Getting ready for any outting of this sort is a nightmare. I spend hours picking out clothing that will make me look attractive, but not overly sensual. Today: a long-sleeved shirt that makes my boobs look nice, and a pair of jeans that doesn’t make my ass look terrible. And, of course, sneakers to make it seem like I wasn’t trying too hard. My makeup today was a minimal, because I want to look drop-dead gorgeous, but ugly enough that he doesn’t actually want to sleep with me.

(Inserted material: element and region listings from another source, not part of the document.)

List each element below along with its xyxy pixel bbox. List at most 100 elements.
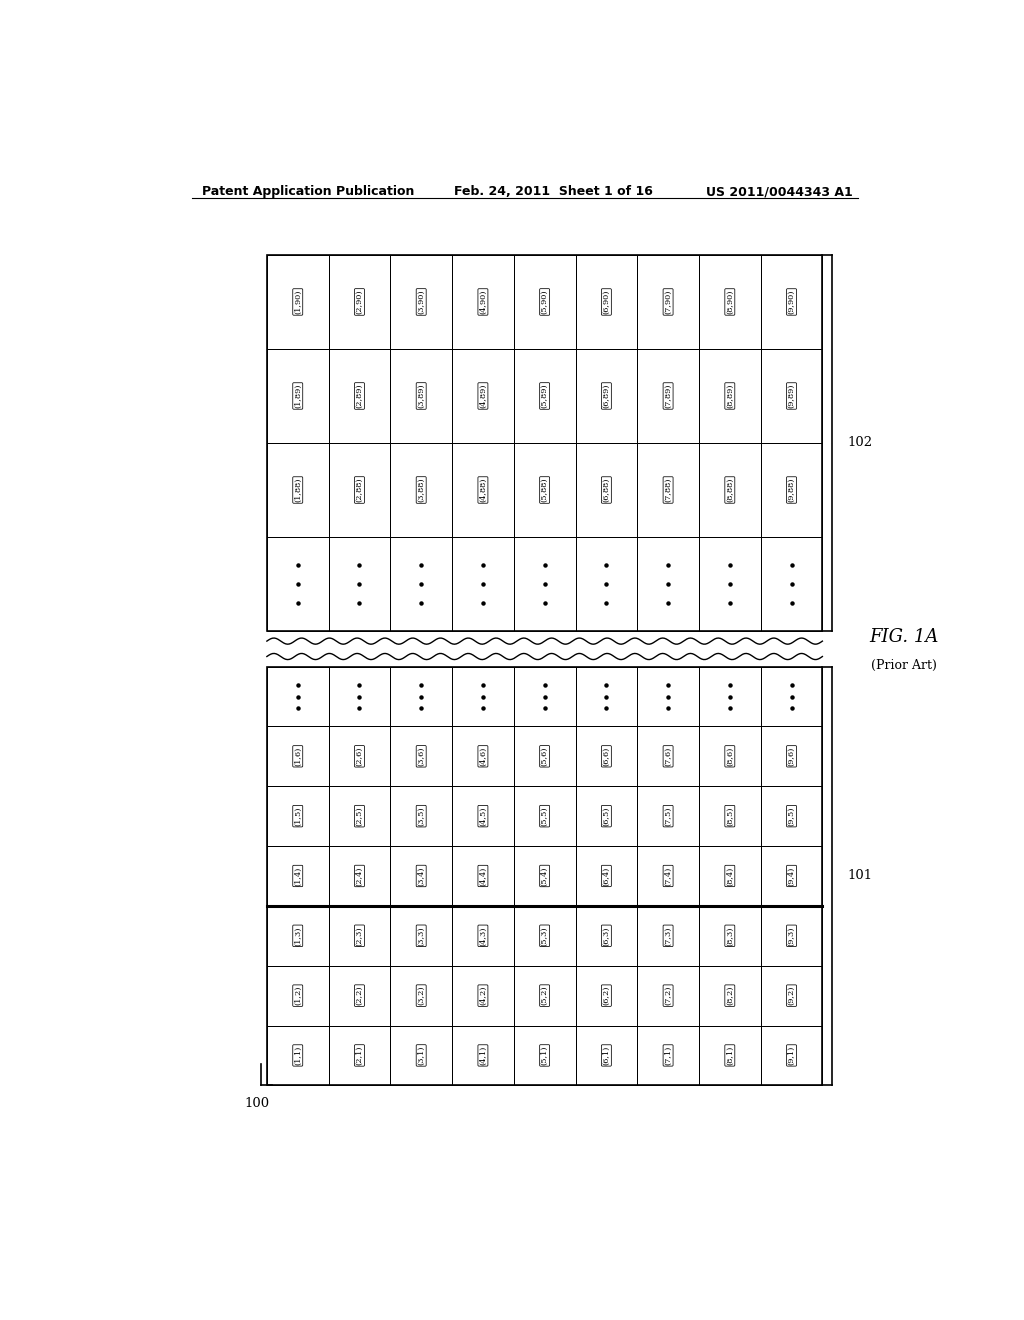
Bar bbox=[699, 846, 761, 906]
Text: (4,90): (4,90) bbox=[479, 289, 487, 314]
Bar bbox=[267, 846, 329, 906]
Text: (2,90): (2,90) bbox=[355, 289, 364, 314]
Text: (1,88): (1,88) bbox=[294, 478, 302, 502]
Bar bbox=[637, 966, 699, 1026]
Bar bbox=[514, 906, 575, 966]
Bar bbox=[390, 255, 452, 348]
Bar bbox=[452, 787, 514, 846]
Bar bbox=[514, 537, 575, 631]
Text: (6,6): (6,6) bbox=[602, 747, 610, 766]
Bar bbox=[267, 537, 329, 631]
Text: (6,1): (6,1) bbox=[602, 1045, 610, 1065]
Bar bbox=[514, 1026, 575, 1085]
Bar bbox=[390, 348, 452, 444]
Text: (9,88): (9,88) bbox=[787, 478, 796, 502]
Text: (3,2): (3,2) bbox=[417, 986, 425, 1006]
Bar bbox=[390, 667, 452, 726]
Bar bbox=[514, 667, 575, 726]
Bar bbox=[637, 348, 699, 444]
Bar bbox=[699, 444, 761, 537]
Bar bbox=[575, 906, 637, 966]
Text: 101: 101 bbox=[847, 870, 872, 883]
Text: (9,6): (9,6) bbox=[787, 747, 796, 766]
Text: (6,5): (6,5) bbox=[602, 807, 610, 826]
Bar bbox=[575, 966, 637, 1026]
Bar bbox=[761, 906, 822, 966]
Bar bbox=[699, 906, 761, 966]
Bar bbox=[267, 1026, 329, 1085]
Text: (7,2): (7,2) bbox=[665, 986, 672, 1006]
Text: (1,3): (1,3) bbox=[294, 927, 302, 945]
Text: (4,5): (4,5) bbox=[479, 807, 487, 826]
Text: (6,88): (6,88) bbox=[602, 478, 610, 502]
Text: (1,89): (1,89) bbox=[294, 384, 302, 408]
Bar bbox=[637, 906, 699, 966]
Bar bbox=[699, 667, 761, 726]
Text: (7,88): (7,88) bbox=[665, 478, 672, 502]
Bar bbox=[329, 348, 390, 444]
Text: (1,90): (1,90) bbox=[294, 289, 302, 314]
Bar bbox=[637, 1026, 699, 1085]
Text: (4,89): (4,89) bbox=[479, 384, 487, 408]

This picture of me getting ready to meet a guy in a park is so wrong. First of all: no matter how I look or act or what I say, nothing I can do can prevent me from getting raped. Or maybe it just shouldn’t have to. No woman makes the decision to be sexually assaulted, attackers make the decision to bring pain to their victims. This is a really difficult concept for me to wrap my brain around, so I’ll have to return to it on a later date. Second of all: the poor guy who I was seeing has no idea about what happened to me. And for God’s sake, it was a first date. I’m not going to tell this random guy my entire life story. But I’m judging him and holding him to the standard of awful that I know men can be. Not every man is a rapist or sexual attacker. But, because of my past, I treated him as if he could be. I was afraid to even make eye contact with him. And, to tell you the truth, I don’t know if that’s a way to say “that’s unfair to him,” or “it’s so much better to be safe than sorry, good for you.” But I do know that I’d rather not have to live in a workd where I have to be overly cautious.
Here’s the punchline: I feel like I’m not supposed to go on dates with men anymore. And the few times that I work up enough courage to actually go on a date, there is always that wall between the two of us (often that he is unaware of): I AM A VICTIM. I don’t feel like I’m supposed to enjoy dates with men; I should hate all of them all the time because one hurt me, right? Or maybe if I never went on dates, I wouldn’t have gotten raped. So maybe it’s my fault?
No, no. It’s not. It’s not my fault I was raped. It’s not wrong if I have fun with a man. It’s also not necessarily my date’s fault that I was raped, either. If it feels fun, good, plesant, safe: then I should be happy. My happiness is allowed.
But I still won’t be asking Mr. Basketball-shorts-and-flip-flops for any more of his time. Because I’m worth it.